Boko Haram Attackers Kill 86 in Nigeria Village Who 'Just Finished Evening Prayers'

Feb 01, 2016 02:08 PM EST

Gunmen riding motorcycles raided the Nigerian village of Dalori near Maiduguri during Saturday night, killing 86 people and setting homes ablaze, officials said. Members of the radical Islamist group Boko Haram burned children alive as part of an assault, a survivor of the attack alleged. Dalori is near the largest camp for those displaced by the terror group's violence, and houses approximately 20,000 people.

"We had just finished evening prayers when the gunmen came to our village and indiscriminately opened fire and set fire to homes," resident Kulo Sheriff told CNN.

In addition to the motorcycles, some militants arrived in golf carts, according to Col. Mustapha Anka, a regional military spokesman, reports WDAM7.

"They detonated two bombs, which added to our fright and confusion. Everybody fled into the bush from where we saw our homes burning," said Sheriff.

Resident Adamu Kyari told CNN they then slept the night in area bushes with no blankets. "We could hear soldiers battling with the Boko Haram attackers. It was terrifying."

As people fled toward to a nearby village, three women in suicide vests tried to make their way into a crowd, a military official told The Associated Press. They "were intercepted and subsequently got blown up."

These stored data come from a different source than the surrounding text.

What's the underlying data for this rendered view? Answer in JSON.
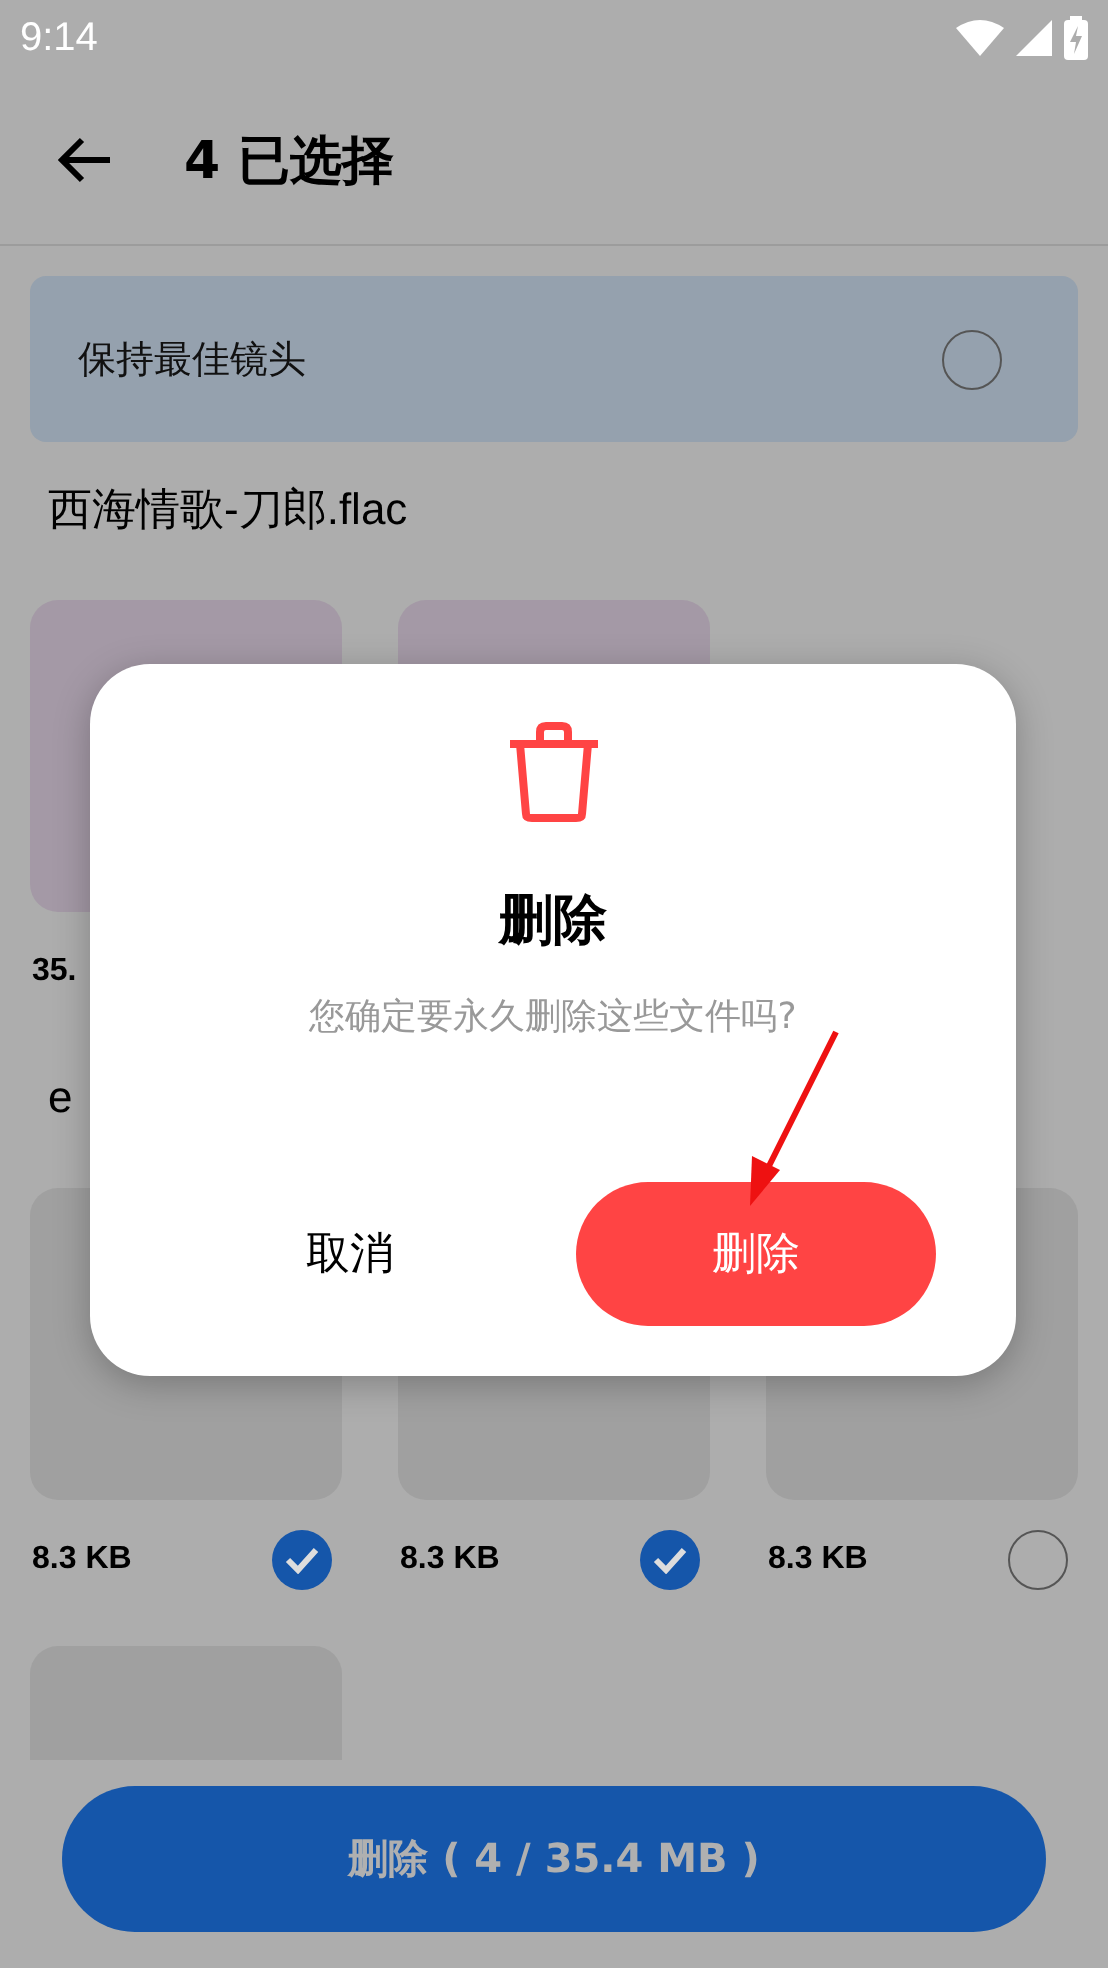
{
  "status_bar": {
    "time": "9:14"
  },
  "app_bar": {
    "title": "4 已选择"
  },
  "keep_best": {
    "label": "保持最佳镜头",
    "checked": false
  },
  "groups": [
    {
      "name": "西海情歌-刀郎.flac",
      "files": [
        {
          "kind": "audio",
          "size": "35."
        },
        {
          "kind": "audio"
        }
      ]
    },
    {
      "name": "e",
      "files": [
        {
          "kind": "image",
          "size": "8.3 KB",
          "checked": true
        },
        {
          "kind": "image",
          "size": "8.3 KB",
          "checked": true
        },
        {
          "kind": "image",
          "size": "8.3 KB",
          "checked": false
        },
        {
          "kind": "image"
        }
      ]
    }
  ],
  "dialog": {
    "title": "删除",
    "message": "您确定要永久删除这些文件吗?",
    "cancel": "取消",
    "confirm": "删除"
  },
  "delete_button": {
    "label": "删除 ( 4 / 35.4 MB )"
  }
}
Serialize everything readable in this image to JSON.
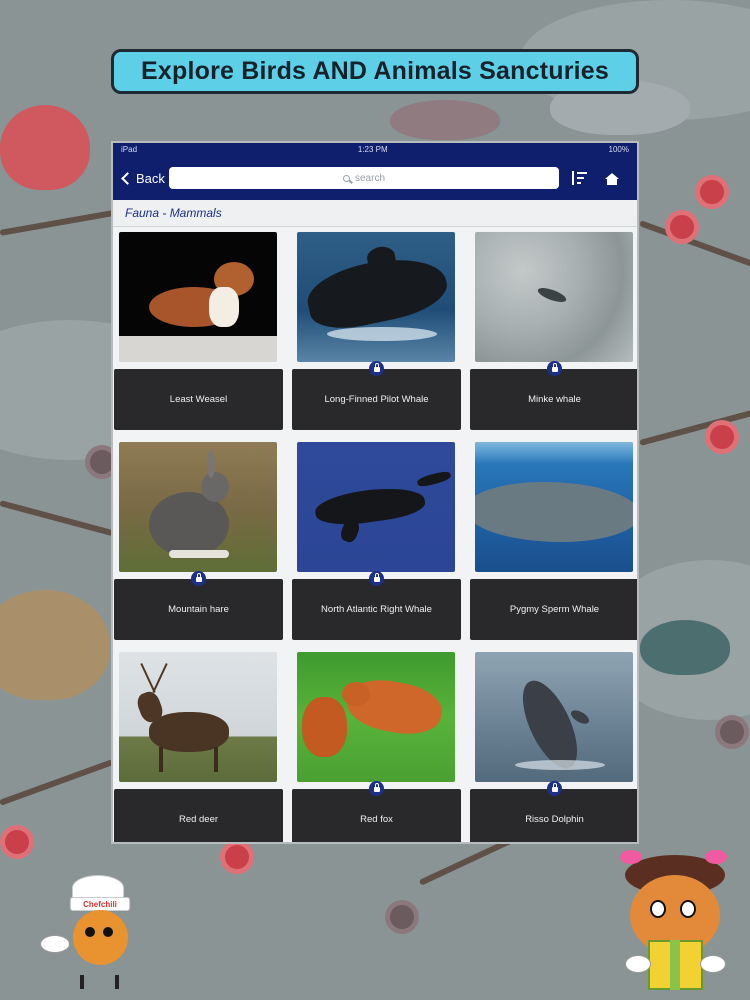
{
  "banner": {
    "title": "Explore Birds AND Animals Sancturies"
  },
  "statusbar": {
    "left": "iPad",
    "center": "1:23 PM",
    "right": "100%"
  },
  "navbar": {
    "back_label": "Back",
    "search_placeholder": "search",
    "sort_icon": "sort-icon",
    "home_icon": "home-icon"
  },
  "section": {
    "title": "Fauna - Mammals"
  },
  "animals": [
    {
      "name": "Least Weasel",
      "locked": false,
      "photo": "weasel"
    },
    {
      "name": "Long-Finned Pilot Whale",
      "locked": true,
      "photo": "pilot-whale"
    },
    {
      "name": "Minke whale",
      "locked": true,
      "photo": "minke-whale"
    },
    {
      "name": "Mountain hare",
      "locked": true,
      "photo": "hare"
    },
    {
      "name": "North Atlantic Right Whale",
      "locked": true,
      "photo": "right-whale"
    },
    {
      "name": "Pygmy Sperm Whale",
      "locked": false,
      "photo": "sperm-whale"
    },
    {
      "name": "Red deer",
      "locked": false,
      "photo": "deer"
    },
    {
      "name": "Red fox",
      "locked": true,
      "photo": "fox"
    },
    {
      "name": "Risso Dolphin",
      "locked": true,
      "photo": "dolphin"
    }
  ],
  "mascots": {
    "left_badge": "Chefchili"
  },
  "colors": {
    "nav": "#0f1f6e",
    "accent": "#1c2f8a",
    "banner": "#5dd0e8",
    "label_bg": "#29292b"
  }
}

Nigeria's Vanguard newspaper reported the assault came after claims by government representatives that Boko Haram militants no longer had the ability to carry out such major attacks other than through suicide bombings. Nigeria previously had said that its military drove the extremists out of towns and villages in the region last year.

Mohammed Kanar, area coordinator of Nigeria's National Emergency Management Agency, said 86 bodies, many of them charred and riddled with bullets, were collected by Sunday afternoon, reports USA Today.

Abba Musa of the country's State Specialist Hospital in Maiduguri, the largest city in the area, said 62 survivors were being treated for burns.

The militant group has executed attacks for years, according to local sources, trying to impose a stricter enforcement of Sharia law across Africa's most populous nation, which is split between a majority Muslim north and a mostly Christian south.

Boko Haram groups have bombed schools, churches and mosques; kidnapped women and children; and assassinated politicians and religious leaders. The extremist group based in northern Nigeria killed 6,644 people in 2014, an increase of more than 300 percent from the previous year, according to the latest tally from the Global Terrorism Index.